The lynch pin of love is trust. One cannot build or maintain a trusting relationship without communicating properly. It is ultimately what makes and/or breaks them. As simple as the concept may be, it is one of the most difficult things to do effectively because of the various ways to do so. The message that one is trying to convey, how one interprets the information is where things get lost in translation, and that is often where things go awry.
There are three forms of communication. A UCLA study concluded that 55% of it is nonverbal, 38% is one’s tone, and only 7% is the actual words that come out of one’s mouth. Many are great expressing themselves in one of the three and are terrible in the other two. It is very complicated; but that is why it is something that must be constantly worked on.
I will admit I am a horrible communicator of my feelings. I often intellectualize any of my former significant others’ feelings, I’m brutally honest, and articulating my thoughts requires me talking in circles until I finally get to my point to the point where both parties feel as if it is a chore. Many are like this. However, in all of my failures of communicating properly, I have realized how important it is to get on the same page.

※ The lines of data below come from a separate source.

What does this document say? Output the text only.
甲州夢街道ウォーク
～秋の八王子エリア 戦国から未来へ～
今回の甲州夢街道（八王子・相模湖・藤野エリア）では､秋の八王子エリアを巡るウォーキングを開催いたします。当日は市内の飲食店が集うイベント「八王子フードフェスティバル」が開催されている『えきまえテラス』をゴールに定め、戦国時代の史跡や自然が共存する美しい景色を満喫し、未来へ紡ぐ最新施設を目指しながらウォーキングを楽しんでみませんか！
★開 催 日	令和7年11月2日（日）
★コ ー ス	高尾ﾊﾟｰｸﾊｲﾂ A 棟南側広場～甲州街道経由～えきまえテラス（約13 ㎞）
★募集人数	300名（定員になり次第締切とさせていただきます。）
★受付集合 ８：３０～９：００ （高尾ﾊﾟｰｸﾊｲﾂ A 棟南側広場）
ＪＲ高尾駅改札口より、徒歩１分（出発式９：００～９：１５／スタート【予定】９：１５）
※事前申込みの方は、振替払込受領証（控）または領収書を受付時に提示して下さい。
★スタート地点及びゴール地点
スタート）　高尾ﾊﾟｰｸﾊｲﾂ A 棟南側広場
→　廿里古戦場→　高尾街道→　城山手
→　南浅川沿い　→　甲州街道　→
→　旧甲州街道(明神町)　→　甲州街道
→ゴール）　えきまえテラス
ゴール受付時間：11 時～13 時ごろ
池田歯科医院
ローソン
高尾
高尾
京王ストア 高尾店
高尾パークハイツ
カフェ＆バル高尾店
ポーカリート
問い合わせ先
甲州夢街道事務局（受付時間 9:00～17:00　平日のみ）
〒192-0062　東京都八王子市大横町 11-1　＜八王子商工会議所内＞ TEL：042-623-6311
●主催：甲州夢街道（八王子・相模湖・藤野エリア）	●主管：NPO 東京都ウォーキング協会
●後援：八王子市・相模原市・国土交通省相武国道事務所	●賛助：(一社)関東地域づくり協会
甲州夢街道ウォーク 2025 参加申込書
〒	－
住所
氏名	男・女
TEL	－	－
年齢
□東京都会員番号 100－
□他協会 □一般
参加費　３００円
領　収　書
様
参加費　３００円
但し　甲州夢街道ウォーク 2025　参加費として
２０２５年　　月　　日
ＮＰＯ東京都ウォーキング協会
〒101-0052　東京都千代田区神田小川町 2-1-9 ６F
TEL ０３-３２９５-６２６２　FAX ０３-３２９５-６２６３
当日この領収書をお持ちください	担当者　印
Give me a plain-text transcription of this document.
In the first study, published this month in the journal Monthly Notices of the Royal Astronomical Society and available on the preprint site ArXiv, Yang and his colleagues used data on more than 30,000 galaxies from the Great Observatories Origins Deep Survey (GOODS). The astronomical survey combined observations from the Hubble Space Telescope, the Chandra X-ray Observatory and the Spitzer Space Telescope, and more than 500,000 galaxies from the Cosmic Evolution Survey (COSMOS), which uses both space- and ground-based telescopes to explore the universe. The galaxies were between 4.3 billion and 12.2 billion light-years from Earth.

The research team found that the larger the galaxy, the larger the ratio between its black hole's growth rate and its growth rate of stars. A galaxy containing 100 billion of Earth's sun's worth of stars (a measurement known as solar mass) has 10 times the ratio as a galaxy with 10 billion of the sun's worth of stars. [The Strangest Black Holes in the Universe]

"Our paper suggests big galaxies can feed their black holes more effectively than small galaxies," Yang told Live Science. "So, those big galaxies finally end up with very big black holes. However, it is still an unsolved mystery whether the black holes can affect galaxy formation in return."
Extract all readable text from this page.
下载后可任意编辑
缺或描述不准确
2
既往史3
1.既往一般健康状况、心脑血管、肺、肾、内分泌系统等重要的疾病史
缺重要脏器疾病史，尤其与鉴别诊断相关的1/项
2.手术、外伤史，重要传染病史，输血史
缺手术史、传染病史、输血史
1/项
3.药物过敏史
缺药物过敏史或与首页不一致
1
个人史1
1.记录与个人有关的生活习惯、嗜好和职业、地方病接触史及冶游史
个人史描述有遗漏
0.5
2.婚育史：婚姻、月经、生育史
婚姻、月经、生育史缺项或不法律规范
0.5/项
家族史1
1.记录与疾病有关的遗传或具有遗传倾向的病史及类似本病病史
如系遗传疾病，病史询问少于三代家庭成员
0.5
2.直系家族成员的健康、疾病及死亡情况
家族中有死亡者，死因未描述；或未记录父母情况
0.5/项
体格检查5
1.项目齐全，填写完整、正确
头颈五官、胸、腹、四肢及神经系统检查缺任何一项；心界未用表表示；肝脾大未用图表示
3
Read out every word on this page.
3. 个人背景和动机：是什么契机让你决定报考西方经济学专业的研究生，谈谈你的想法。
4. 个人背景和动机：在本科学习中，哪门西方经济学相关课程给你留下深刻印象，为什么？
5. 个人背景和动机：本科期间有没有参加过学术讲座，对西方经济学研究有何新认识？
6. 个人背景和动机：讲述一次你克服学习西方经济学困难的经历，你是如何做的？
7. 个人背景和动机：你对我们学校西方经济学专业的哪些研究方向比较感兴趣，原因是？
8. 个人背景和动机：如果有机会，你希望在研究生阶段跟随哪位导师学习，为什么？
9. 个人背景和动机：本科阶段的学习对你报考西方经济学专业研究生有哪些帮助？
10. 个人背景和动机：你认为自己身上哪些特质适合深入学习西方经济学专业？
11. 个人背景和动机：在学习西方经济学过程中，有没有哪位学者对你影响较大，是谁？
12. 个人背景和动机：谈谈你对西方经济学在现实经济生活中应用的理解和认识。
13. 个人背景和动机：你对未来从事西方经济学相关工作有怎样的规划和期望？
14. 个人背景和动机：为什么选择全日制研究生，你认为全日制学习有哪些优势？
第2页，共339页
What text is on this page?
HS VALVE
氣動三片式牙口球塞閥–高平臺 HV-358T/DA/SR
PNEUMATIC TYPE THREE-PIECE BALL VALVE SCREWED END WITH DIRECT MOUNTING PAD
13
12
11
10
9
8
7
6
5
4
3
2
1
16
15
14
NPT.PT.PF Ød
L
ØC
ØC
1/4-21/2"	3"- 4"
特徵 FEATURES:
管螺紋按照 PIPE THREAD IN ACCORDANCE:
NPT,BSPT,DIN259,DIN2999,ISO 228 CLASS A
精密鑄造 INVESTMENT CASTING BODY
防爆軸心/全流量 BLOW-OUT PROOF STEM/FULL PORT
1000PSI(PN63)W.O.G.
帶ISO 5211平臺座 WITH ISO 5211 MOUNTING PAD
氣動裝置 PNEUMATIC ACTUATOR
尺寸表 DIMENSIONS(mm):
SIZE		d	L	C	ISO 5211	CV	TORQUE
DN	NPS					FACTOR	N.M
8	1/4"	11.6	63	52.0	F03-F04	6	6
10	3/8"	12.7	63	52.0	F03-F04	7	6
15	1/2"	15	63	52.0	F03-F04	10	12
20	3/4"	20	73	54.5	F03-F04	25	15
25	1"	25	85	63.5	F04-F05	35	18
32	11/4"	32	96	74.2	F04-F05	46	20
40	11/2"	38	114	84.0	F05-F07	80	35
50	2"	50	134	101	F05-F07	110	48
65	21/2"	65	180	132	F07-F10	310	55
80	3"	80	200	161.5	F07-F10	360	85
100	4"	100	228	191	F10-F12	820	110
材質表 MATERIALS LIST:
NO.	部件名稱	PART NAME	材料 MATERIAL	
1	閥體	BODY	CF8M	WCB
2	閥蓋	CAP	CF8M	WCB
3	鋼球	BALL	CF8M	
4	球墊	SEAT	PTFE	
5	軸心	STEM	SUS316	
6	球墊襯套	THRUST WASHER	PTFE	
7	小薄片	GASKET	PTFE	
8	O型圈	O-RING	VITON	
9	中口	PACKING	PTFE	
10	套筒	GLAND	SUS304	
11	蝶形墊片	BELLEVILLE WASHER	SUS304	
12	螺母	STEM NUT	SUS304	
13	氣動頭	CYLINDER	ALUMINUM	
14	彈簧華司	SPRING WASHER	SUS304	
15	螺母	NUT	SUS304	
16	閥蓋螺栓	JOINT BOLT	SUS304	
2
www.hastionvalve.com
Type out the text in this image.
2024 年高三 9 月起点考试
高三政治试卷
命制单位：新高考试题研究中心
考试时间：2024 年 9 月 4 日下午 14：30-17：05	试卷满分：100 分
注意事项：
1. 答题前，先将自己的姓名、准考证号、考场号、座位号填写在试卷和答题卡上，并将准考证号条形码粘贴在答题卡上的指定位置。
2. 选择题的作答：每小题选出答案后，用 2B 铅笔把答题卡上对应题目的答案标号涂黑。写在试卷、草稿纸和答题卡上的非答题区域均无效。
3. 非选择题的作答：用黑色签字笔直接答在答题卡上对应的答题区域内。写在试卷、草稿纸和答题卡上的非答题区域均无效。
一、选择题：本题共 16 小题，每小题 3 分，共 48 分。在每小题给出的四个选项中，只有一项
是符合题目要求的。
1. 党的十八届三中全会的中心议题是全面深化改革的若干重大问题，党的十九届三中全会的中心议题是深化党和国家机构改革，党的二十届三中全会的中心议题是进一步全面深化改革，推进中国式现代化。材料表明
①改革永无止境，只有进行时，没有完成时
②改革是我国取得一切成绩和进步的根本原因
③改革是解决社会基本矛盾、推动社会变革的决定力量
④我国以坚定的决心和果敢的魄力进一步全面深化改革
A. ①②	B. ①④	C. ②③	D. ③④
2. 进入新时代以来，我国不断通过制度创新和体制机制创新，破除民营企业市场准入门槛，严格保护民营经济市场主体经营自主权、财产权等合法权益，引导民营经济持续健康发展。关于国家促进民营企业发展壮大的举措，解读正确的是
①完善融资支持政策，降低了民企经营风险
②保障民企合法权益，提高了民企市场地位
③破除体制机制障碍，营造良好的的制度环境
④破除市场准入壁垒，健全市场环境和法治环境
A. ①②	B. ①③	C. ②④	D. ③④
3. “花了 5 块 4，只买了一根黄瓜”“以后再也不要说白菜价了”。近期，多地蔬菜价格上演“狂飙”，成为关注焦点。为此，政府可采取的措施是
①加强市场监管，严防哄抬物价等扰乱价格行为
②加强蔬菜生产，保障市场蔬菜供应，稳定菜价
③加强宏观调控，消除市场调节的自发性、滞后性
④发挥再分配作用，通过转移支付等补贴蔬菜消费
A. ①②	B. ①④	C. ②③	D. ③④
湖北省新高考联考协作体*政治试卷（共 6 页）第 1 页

The first thing I tend to do is be upfront with anyone I’m dating. I let it be known that I am very opinionated, I either sugar coat things or I’m brutally honest/blunt, I am not great at saying how I feel, and my being nonchalant can be read as I don’t care. Of course, when things go down and one is in the midst of an argument none of this matters. However, I put it out there in the beginning so that one knows what they may have to constantly deal with in a dating capacity. My opinion is that stating one’s strengths and weaknesses from the start is a step in the right direction for effective communicating because one is letting whoever know where they currently stand. You’re starting off by clearly stating something that can be your foundation. Not to mention, one can disarm many disagreements with “I told you I’m not good at ____!” One cannot be mad at you for being honest about who you are…the two may not be a good fit for each other.
Since everyone has their own skillsets in different areas, I think that one of the best things to do is find a means to meet in the middle. I suggest a template. Both should talk out-no matter how daunting it may be-and agree on how they will handle things. I personally think that the book “The Four Agreements” by Miguel Ruiz is an awesome template. Be impeccable with your word, don’t take anything personally, don’t make assumptions, and always do your best are great ways to build and maintain trust. Spoiler alert: neither will actually follow these things. Matters of the heart mean that someone is always going to say things they don’t mean, and jumping to conclusions will become a way of life because we’re going to take everything personally. However, one may be doing the best that they can by reminding their partner about the initial guidelines they have established and should constantly revert to.
Using myself as an example of someone who does not know how to communicate well within a relationship, I know that I say things that are incredibly direct and my being vague leaves much room for interpretation.
I have heard time and time again “I’m reading between the lines of what you said,” and I will remind them “Don’t do that…what I say is what I mean.” The truth is in being so vague leads one to make assumptions. It can come off as manipulative and alluding to guilt trips. Nope. I am just being honest.
If I call someone a lover or friend I am going to hold them accountable and I expect the same for my actions. To circumvent this as much as possible, I usually start said statements off with “I feel like.” It leaves out room for me making accusations, something is just my opinion, reasonable doubt that I may be wrong, and opens up the door for dialogue. I have often tried to alleviate this by saying “If you think that I may be mad about something, ask me. I will answer honestly. More than likely, I’m not.” Once again, none of this matters and it becomes a constant struggle to not shut down: my defense mechanism of choice.
Nonetheless, communication is mostly about effort. As someone who isn’t the greatest at it I am constantly throwing things against the wall in an attempt to see what sticks. I’ll ask for guidance from said person and try my best to stick to it. Holding ourselves as well as those we care about accountable in fact is us always striving to do our best. Ultimately, it builds, maintains, and further develops trust.